While not perfect I feel it is excellent, even enthralling, and it has been worth it. Both the worth and the excellence are directly attributable to Sonya’s patient faithfulness. This post is not intended to say, “I wouldn’t be where I am without her.” It is intended to say, “I wouldn’t be without her.”
She has always been a stream of cool water refreshing our family. Whether teaching school, preparing amazing meals, learning to reupholster furniture, refinish furniture, becoming a power-seller on Ebay, landscaping, gardening, interior design, demonstrating spiritual leadership to our children and women in our ministries, being a constant encouragement to me, a remarkable pastor’s wife, praying for and with me, helping me think through multiple moving parts at any given life moment, bandaging knees, killing spiders, giving massages and ten thousand other things, God has done a good, yes a great thing for me.
She knows when to let me rant and when to say, “Okay, now you listen to me.” She knows when I’m slipping into depression often before I see it.
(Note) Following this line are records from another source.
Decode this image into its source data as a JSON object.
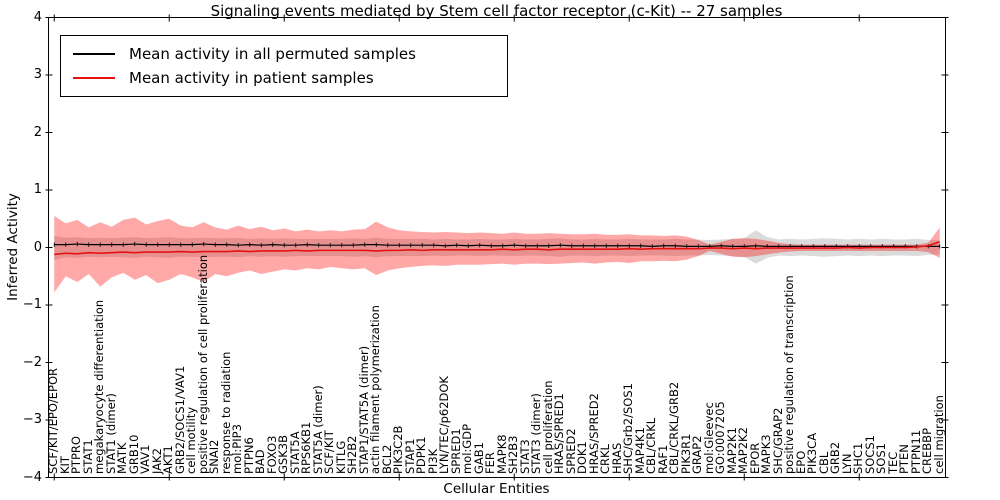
{
  "chart_data": {
    "type": "line",
    "title": "Signaling events mediated by Stem cell factor receptor (c-Kit) -- 27 samples",
    "xlabel": "Cellular Entities",
    "ylabel": "Inferred Activity",
    "ylim": [
      -4,
      4
    ],
    "yticks": [
      -4,
      -3,
      -2,
      -1,
      0,
      1,
      2,
      3,
      4
    ],
    "grid": false,
    "legend_position": "upper left",
    "categories": [
      "SCF/KIT/EPO/EPOR",
      "KIT",
      "PTPRO",
      "STAT1",
      "megakaryocyte differentiation",
      "STAT1 (dimer)",
      "MATK",
      "GRB10",
      "VAV1",
      "JAK2",
      "AKT1",
      "GRB2/SOCS1/VAV1",
      "cell motility",
      "positive regulation of cell proliferation",
      "SNAI2",
      "response to radiation",
      "mol:PIP3",
      "PTPN6",
      "BAD",
      "FOXO3",
      "GSK3B",
      "STAT5A",
      "RPS6KB1",
      "STAT5A (dimer)",
      "SCF/KIT",
      "KITLG",
      "SH2B2",
      "STAP1/STAT5A (dimer)",
      "actin filament polymerization",
      "BCL2",
      "PIK3C2B",
      "STAP1",
      "PDPK1",
      "PI3K",
      "LYN/TEC/p62DOK",
      "SPRED1",
      "mol:GDP",
      "GAB1",
      "FER",
      "MAPK8",
      "SH2B3",
      "STAT3",
      "STAT3 (dimer)",
      "cell proliferation",
      "HRAS/SPRED1",
      "SPRED2",
      "DOK1",
      "HRAS/SPRED2",
      "CRKL",
      "HRAS",
      "SHC/Grb2/SOS1",
      "MAP4K1",
      "CBL/CRKL",
      "RAF1",
      "CBL/CRKL/GRB2",
      "PIK3R1",
      "GRAP2",
      "mol:Gleevec",
      "GO:0007205",
      "MAP2K1",
      "MAP2K2",
      "EPOR",
      "MAPK3",
      "SHC/GRAP2",
      "positive regulation of transcription",
      "EPO",
      "PIK3CA",
      "CBL",
      "GRB2",
      "LYN",
      "SHC1",
      "SOCS1",
      "SOS1",
      "TEC",
      "PTEN",
      "PTPN11",
      "CREBBP",
      "cell migration"
    ],
    "series": [
      {
        "name": "Mean activity in all permuted samples",
        "color": "#000000",
        "values": [
          0.05,
          0.05,
          0.06,
          0.05,
          0.05,
          0.05,
          0.05,
          0.06,
          0.05,
          0.05,
          0.05,
          0.05,
          0.05,
          0.06,
          0.05,
          0.05,
          0.04,
          0.05,
          0.04,
          0.05,
          0.04,
          0.04,
          0.05,
          0.04,
          0.04,
          0.04,
          0.04,
          0.05,
          0.05,
          0.04,
          0.04,
          0.04,
          0.04,
          0.04,
          0.03,
          0.04,
          0.03,
          0.04,
          0.03,
          0.03,
          0.04,
          0.03,
          0.03,
          0.03,
          0.04,
          0.03,
          0.03,
          0.03,
          0.03,
          0.03,
          0.03,
          0.03,
          0.02,
          0.03,
          0.03,
          0.02,
          0.02,
          0.02,
          0.03,
          0.02,
          0.02,
          0.03,
          0.02,
          0.02,
          0.02,
          0.02,
          0.02,
          0.02,
          0.02,
          0.02,
          0.02,
          0.02,
          0.02,
          0.02,
          0.02,
          0.02,
          0.02,
          0.02
        ]
      },
      {
        "name": "Mean activity in patient samples",
        "color": "#e51212",
        "values": [
          -0.12,
          -0.1,
          -0.11,
          -0.09,
          -0.1,
          -0.09,
          -0.08,
          -0.09,
          -0.08,
          -0.08,
          -0.08,
          -0.07,
          -0.08,
          -0.07,
          -0.07,
          -0.07,
          -0.06,
          -0.07,
          -0.06,
          -0.06,
          -0.06,
          -0.05,
          -0.06,
          -0.05,
          -0.05,
          -0.05,
          -0.05,
          -0.05,
          -0.06,
          -0.05,
          -0.05,
          -0.04,
          -0.05,
          -0.04,
          -0.04,
          -0.04,
          -0.04,
          -0.04,
          -0.04,
          -0.03,
          -0.04,
          -0.03,
          -0.03,
          -0.04,
          -0.03,
          -0.03,
          -0.03,
          -0.03,
          -0.03,
          -0.03,
          -0.02,
          -0.03,
          -0.02,
          -0.02,
          -0.02,
          -0.02,
          -0.02,
          -0.01,
          -0.01,
          -0.02,
          -0.01,
          -0.02,
          -0.01,
          -0.01,
          -0.01,
          -0.01,
          -0.01,
          -0.01,
          -0.01,
          0.0,
          -0.01,
          0.0,
          0.0,
          0.0,
          0.0,
          0.01,
          0.03,
          0.1
        ]
      }
    ],
    "bands": [
      {
        "name": "permuted-samples-std-band",
        "color": "#999999",
        "opacity": 0.35,
        "upper": [
          0.2,
          0.17,
          0.18,
          0.16,
          0.17,
          0.16,
          0.17,
          0.18,
          0.16,
          0.17,
          0.18,
          0.16,
          0.16,
          0.17,
          0.16,
          0.16,
          0.17,
          0.15,
          0.16,
          0.15,
          0.16,
          0.15,
          0.15,
          0.15,
          0.15,
          0.15,
          0.16,
          0.15,
          0.17,
          0.15,
          0.15,
          0.15,
          0.15,
          0.14,
          0.15,
          0.14,
          0.14,
          0.15,
          0.14,
          0.14,
          0.15,
          0.14,
          0.14,
          0.15,
          0.16,
          0.14,
          0.14,
          0.15,
          0.14,
          0.14,
          0.15,
          0.14,
          0.14,
          0.14,
          0.15,
          0.14,
          0.14,
          0.13,
          0.14,
          0.15,
          0.16,
          0.3,
          0.18,
          0.14,
          0.15,
          0.14,
          0.15,
          0.16,
          0.15,
          0.14,
          0.15,
          0.14,
          0.15,
          0.14,
          0.14,
          0.15,
          0.13,
          0.12
        ],
        "lower": [
          -0.22,
          -0.17,
          -0.18,
          -0.16,
          -0.17,
          -0.16,
          -0.17,
          -0.18,
          -0.16,
          -0.17,
          -0.18,
          -0.16,
          -0.16,
          -0.17,
          -0.16,
          -0.16,
          -0.17,
          -0.15,
          -0.16,
          -0.15,
          -0.16,
          -0.15,
          -0.15,
          -0.15,
          -0.15,
          -0.15,
          -0.16,
          -0.15,
          -0.17,
          -0.15,
          -0.15,
          -0.15,
          -0.15,
          -0.14,
          -0.15,
          -0.14,
          -0.14,
          -0.15,
          -0.14,
          -0.14,
          -0.15,
          -0.14,
          -0.14,
          -0.15,
          -0.16,
          -0.14,
          -0.14,
          -0.15,
          -0.14,
          -0.14,
          -0.15,
          -0.14,
          -0.14,
          -0.14,
          -0.15,
          -0.14,
          -0.14,
          -0.13,
          -0.14,
          -0.15,
          -0.16,
          -0.28,
          -0.18,
          -0.14,
          -0.15,
          -0.14,
          -0.15,
          -0.16,
          -0.15,
          -0.14,
          -0.15,
          -0.14,
          -0.15,
          -0.14,
          -0.14,
          -0.15,
          -0.13,
          -0.12
        ]
      },
      {
        "name": "patient-samples-std-band",
        "color": "#ff0000",
        "opacity": 0.34,
        "upper": [
          0.55,
          0.42,
          0.48,
          0.35,
          0.44,
          0.36,
          0.48,
          0.52,
          0.4,
          0.46,
          0.5,
          0.38,
          0.35,
          0.44,
          0.35,
          0.31,
          0.38,
          0.32,
          0.36,
          0.3,
          0.33,
          0.28,
          0.31,
          0.28,
          0.3,
          0.28,
          0.31,
          0.32,
          0.45,
          0.35,
          0.3,
          0.28,
          0.27,
          0.26,
          0.27,
          0.26,
          0.25,
          0.26,
          0.25,
          0.24,
          0.26,
          0.24,
          0.24,
          0.25,
          0.24,
          0.23,
          0.23,
          0.24,
          0.22,
          0.22,
          0.23,
          0.21,
          0.21,
          0.2,
          0.21,
          0.19,
          0.13,
          0.05,
          0.1,
          0.15,
          0.16,
          0.15,
          0.12,
          0.08,
          0.06,
          0.05,
          0.05,
          0.05,
          0.05,
          0.05,
          0.05,
          0.05,
          0.05,
          0.05,
          0.05,
          0.05,
          0.08,
          0.35
        ],
        "lower": [
          -0.78,
          -0.5,
          -0.6,
          -0.46,
          -0.68,
          -0.52,
          -0.44,
          -0.56,
          -0.48,
          -0.62,
          -0.56,
          -0.46,
          -0.52,
          -0.6,
          -0.46,
          -0.5,
          -0.44,
          -0.4,
          -0.46,
          -0.42,
          -0.38,
          -0.4,
          -0.36,
          -0.38,
          -0.34,
          -0.36,
          -0.38,
          -0.36,
          -0.48,
          -0.4,
          -0.36,
          -0.34,
          -0.32,
          -0.31,
          -0.32,
          -0.3,
          -0.3,
          -0.3,
          -0.29,
          -0.28,
          -0.3,
          -0.28,
          -0.28,
          -0.29,
          -0.28,
          -0.27,
          -0.26,
          -0.28,
          -0.26,
          -0.25,
          -0.27,
          -0.24,
          -0.24,
          -0.23,
          -0.24,
          -0.21,
          -0.15,
          -0.06,
          -0.11,
          -0.16,
          -0.17,
          -0.15,
          -0.12,
          -0.09,
          -0.07,
          -0.06,
          -0.06,
          -0.06,
          -0.06,
          -0.06,
          -0.06,
          -0.06,
          -0.06,
          -0.06,
          -0.06,
          -0.06,
          -0.08,
          -0.18
        ]
      }
    ]
  }
}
She knows my eating weirdness and never complains when meal choices are without preference. But she’s such a great cook it never matters what she prepares!
Hundreds could rise up and call her “blessed.” Women who have spent scant time with her realize immediately how special she is. How much more those who know her well.
I do not know how a husband could love a wife more than I love her. I cannot imagine a woman who deserves being loved any more. It’s possible, I suppose, but I cannot imagine it. The awesome thing about a 30th anniversary is the very real chance of thirty more years to try and love her in the extreme. To finally and consistently love her as Christ loves His church.
I will not create a comparison game between men’s wives by saying Sonya is the best woman in the world. But I will say she is the best woman in mine.